Stimuli-responsive polymers, which, by definition, have the capability to respond to external or internal stimuli, have drawn attention due to their potential applications in a variety of areas such as drug delivery, tissue engineering and sensors. Stimuli-responsive polymers can be classified into different categories according to their response to pH, temperature, redox-potential, light, etc. Salt-responsive polymers are usually ionic polymers containing charged groups. They can exhibit varied solubility in aqueous solutions depending on the salt concentration.

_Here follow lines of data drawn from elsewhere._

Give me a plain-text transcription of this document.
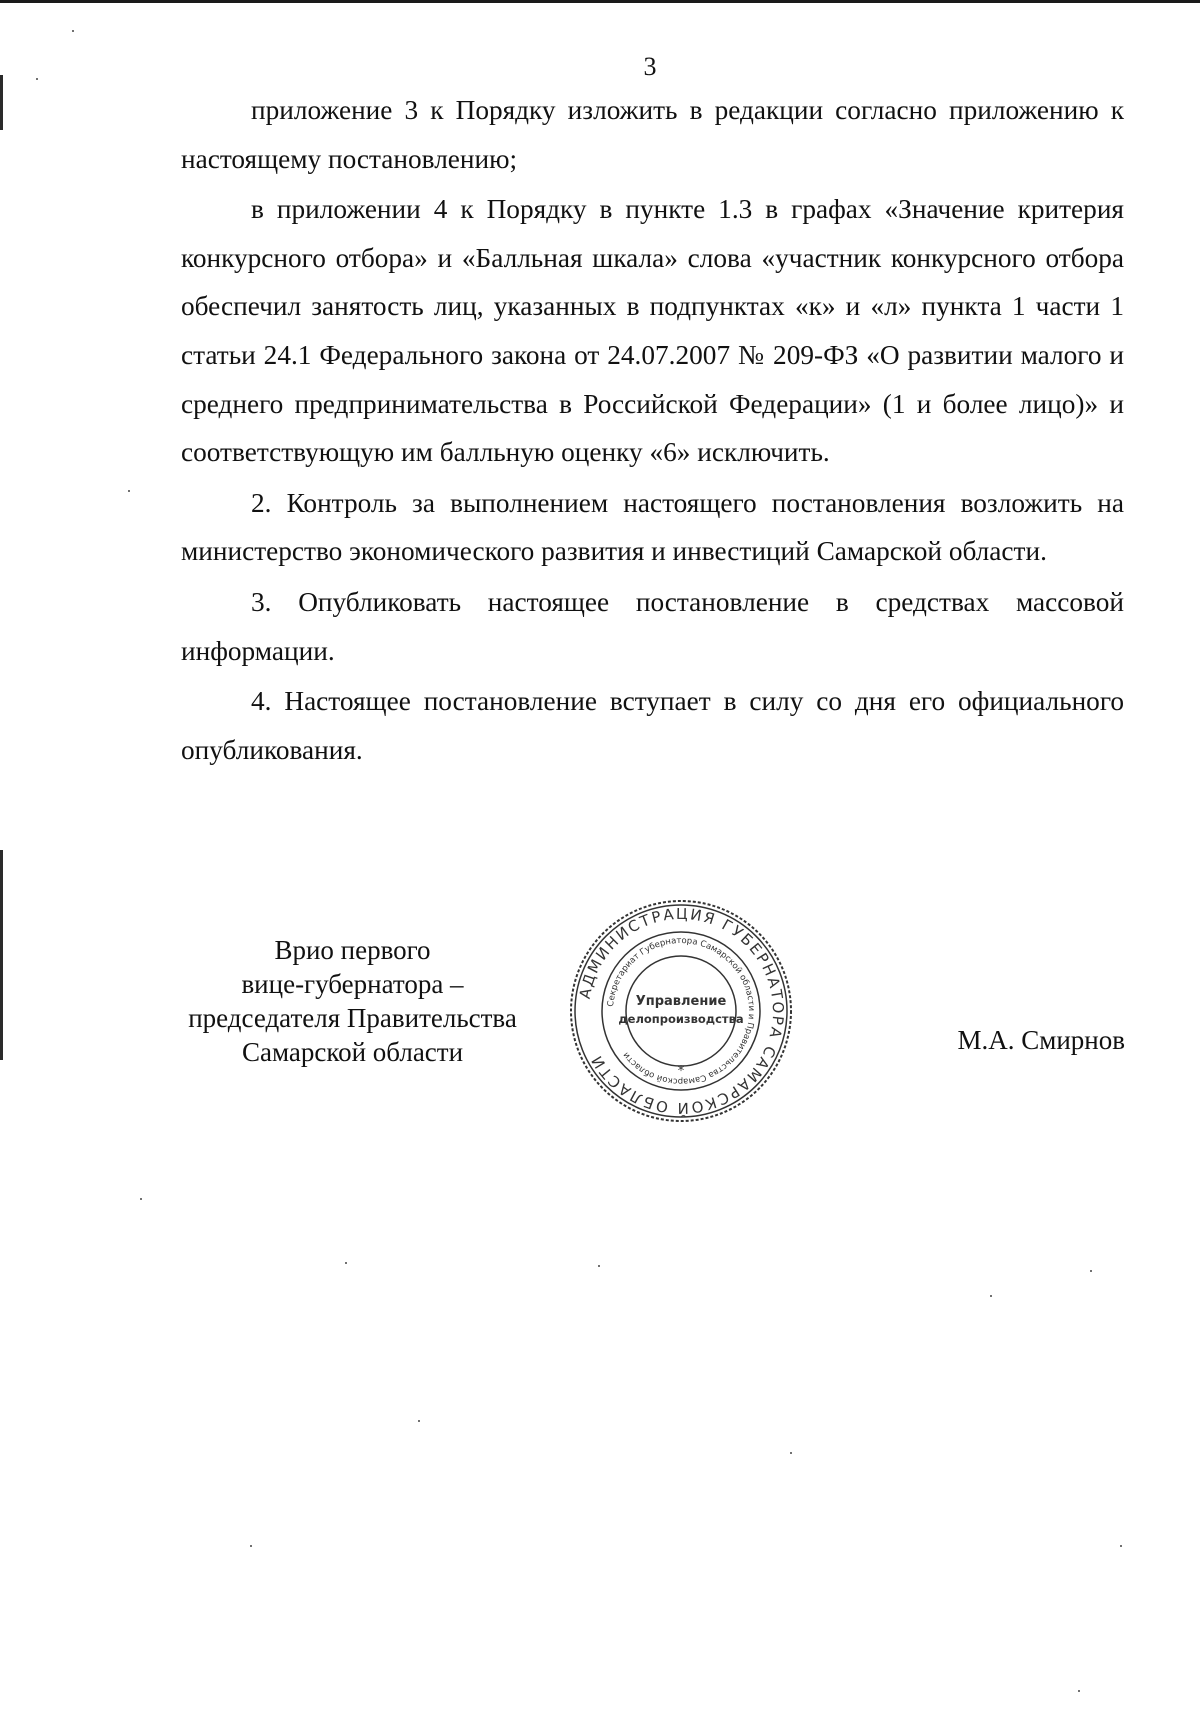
3

приложение 3 к Порядку изложить в редакции согласно приложению к настоящему постановлению;

в приложении 4 к Порядку в пункте 1.3 в графах «Значение критерия конкурсного отбора» и «Балльная шкала» слова «участник конкурсного отбора обеспечил занятость лиц, указанных в подпунктах «к» и «л» пункта 1 части 1 статьи 24.1 Федерального закона от 24.07.2007 № 209-ФЗ «О развитии малого и среднего предпринимательства в Российской Федерации» (1 и более лицо)» и соответствующую им балльную оценку «6» исключить.

2. Контроль за выполнением настоящего постановления возложить на министерство экономического развития и инвестиций Самарской области.

3. Опубликовать настоящее постановление в средствах массовой информации.

4. Настоящее постановление вступает в силу со дня его официального опубликования.

Врио первого
вице-губернатора –
председателя Правительства
Самарской области	М.А. Смирнов
АДМИНИСТРАЦИЯ ГУБЕРНАТОРА САМАРСКОЙ ОБЛАСТИ
Секретариат Губернатора Самарской области и Правительства Самарской области
Управление
делопроизводства
*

Salt-responsive copolymers have applications in personal hygiene products such as wet tissues, which usually include a coherent fibrous web and a binder composition. Salt-responsive ionic polymers are considered to be appropriate as binder compositions. The fundamental design is generally as follows: in the wet state with higher salt concentration, the ionic charges of polymers are screened by salts and consequently the polymer chains are insoluble in water, therefore holding the fibrous web together to provide strength. On the other hand, due to electrostatic repulsions, these polymers become soluble in water with a lower salt concentration, and thus can be flushed away. The addition of degradability into these compositions would make them environmentally friendly. Acrylic polymers are widely used as binder compositions. However, most acrylic polymers are not degradable.
The present invention may address previous shortcomings in the art by providing degradable polymers and methods of making and using the same.